が、もしかしたらしんみりした雰囲気を明るくしようとして、あえて脳天気に振舞っているのかも知れないと思い直す。
「ロールキャベツにしようと思っていたが、レタスだしな…」
「そんじゃ、ロールレタス?」
「それも悪くないが、ジェネシスがレタス嫌いでな。
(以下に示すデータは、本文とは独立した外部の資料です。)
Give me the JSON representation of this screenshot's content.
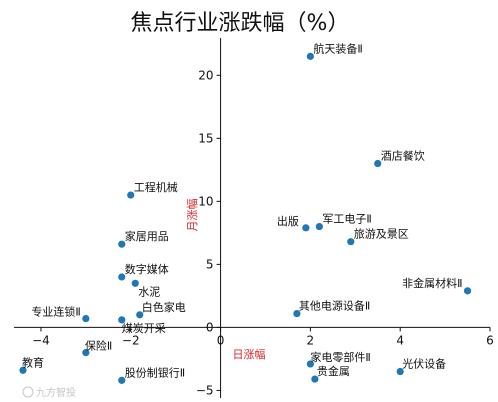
{
  "chart_data": {
    "type": "scatter",
    "title": "焦点行业涨跌幅（%）",
    "xlabel": "日涨幅",
    "ylabel": "月涨幅",
    "xlim": [
      -4.6,
      6.0
    ],
    "ylim": [
      -5.6,
      22.8
    ],
    "xticks": [
      -4,
      -2,
      0,
      2,
      4,
      6
    ],
    "yticks": [
      -5,
      0,
      5,
      10,
      15,
      20
    ],
    "grid": false,
    "points": [
      {
        "name": "航天装备Ⅱ",
        "x": 2.0,
        "y": 21.5
      },
      {
        "name": "酒店餐饮",
        "x": 3.5,
        "y": 13.0
      },
      {
        "name": "工程机械",
        "x": -2.0,
        "y": 10.5
      },
      {
        "name": "出版",
        "x": 1.9,
        "y": 7.9
      },
      {
        "name": "军工电子Ⅱ",
        "x": 2.2,
        "y": 8.0
      },
      {
        "name": "旅游及景区",
        "x": 2.9,
        "y": 6.8
      },
      {
        "name": "家居用品",
        "x": -2.2,
        "y": 6.6
      },
      {
        "name": "数字媒体",
        "x": -2.2,
        "y": 4.0
      },
      {
        "name": "水泥",
        "x": -1.9,
        "y": 3.5
      },
      {
        "name": "非金属材料Ⅱ",
        "x": 5.5,
        "y": 2.9
      },
      {
        "name": "其他电源设备Ⅱ",
        "x": 1.7,
        "y": 1.1
      },
      {
        "name": "专业连锁Ⅱ",
        "x": -3.0,
        "y": 0.7
      },
      {
        "name": "白色家电",
        "x": -1.8,
        "y": 1.0
      },
      {
        "name": "煤炭开采",
        "x": -2.2,
        "y": 0.6
      },
      {
        "name": "保险Ⅱ",
        "x": -3.0,
        "y": -2.0
      },
      {
        "name": "教育",
        "x": -4.4,
        "y": -3.4
      },
      {
        "name": "股份制银行Ⅱ",
        "x": -2.2,
        "y": -4.2
      },
      {
        "name": "家电零部件Ⅱ",
        "x": 2.0,
        "y": -2.9
      },
      {
        "name": "贵金属",
        "x": 2.1,
        "y": -4.1
      },
      {
        "name": "光伏设备",
        "x": 4.0,
        "y": -3.5
      }
    ]
  },
  "watermark": "九方智投"
}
サラダに入れても選り分けて残すから、あいつの分には入れないんだ」
「そんじゃ、ロールレタスに決まりv」
明るく笑って、ザックスが言う。
アンジールは幽かに眉を顰めた。

------お前…そんなにジェネシスが嫌いか…?

何となく、身体の力が抜けるのを感じながら、内心で、アンジールはぼやいた。
ザックスがキャベツを買って来なかったせいでロールレタスになったなどとジェネシスが知れば、また喧嘩になるのは目に見えている。
「レタスはサラダにして、挽肉と残り物の野菜でキャセロールでも作るか」
「じゃあオレ、ロールレタスとキャセロールのどっちが良いか、セフィに訊いてくる♪」
元気良く言って、ザックスはキッチンを出て行った。
何だか嫌な予感はしたが、アンジールは敢えてザックスを止めなかった。
他の好き嫌いは克服したのに、レタスだけ駄目なんて、ジェネシスも大人気ない。
調理すれば生のレタスより食べやすいだろうし、苦手を克服する良い機会だろう……

やがてキッチンは、ロールレタスを煮込む匂いで満ちた。
夕食時、ジェネシスは黙ってレタスを剥ぎ取り、中の挽肉だけ口に運ぶ。
ロールキャベツの代わりにロールレタスになったのは、セフィロスのリクエストだからだと聞かされているので文句は言わないが、不満そうではある。
「…ロールキャベツよりあっさりしているし、食べやすいな」
「でしょでしょ?セフィなら気に入ると思った」
セフィロスの言葉に、嬉しそうにザックスは言った。
対照的に不満げなジェネシスを見遣り、アンジールは幽かに苦笑する。
そして、明日はジェネシスの為に、りんごのパイでも焼いてやろうかと考える。

神羅屋敷の1日は、今日も平穏である。









■チョコレートの『小枝』を真顔で『こわざ』と読む【セフィロス】
噛むのはありですが、読み間違いはしないと思います。
パッケージに『小枝』とあるにも関わらず『こわざ』という名前だと思い込むとかは、ありそうですが。

今回出てきた社長秘書は、『星の見る夢』シリーズでも何度か名前だけ出てきた人です。
(『ニブルヘイム便り』とは別シリーズですが、設定は結構、かぶってます)
セフィロスはとても孤独だったけれど、密かに見守っていた人たちは、何人もいたのです。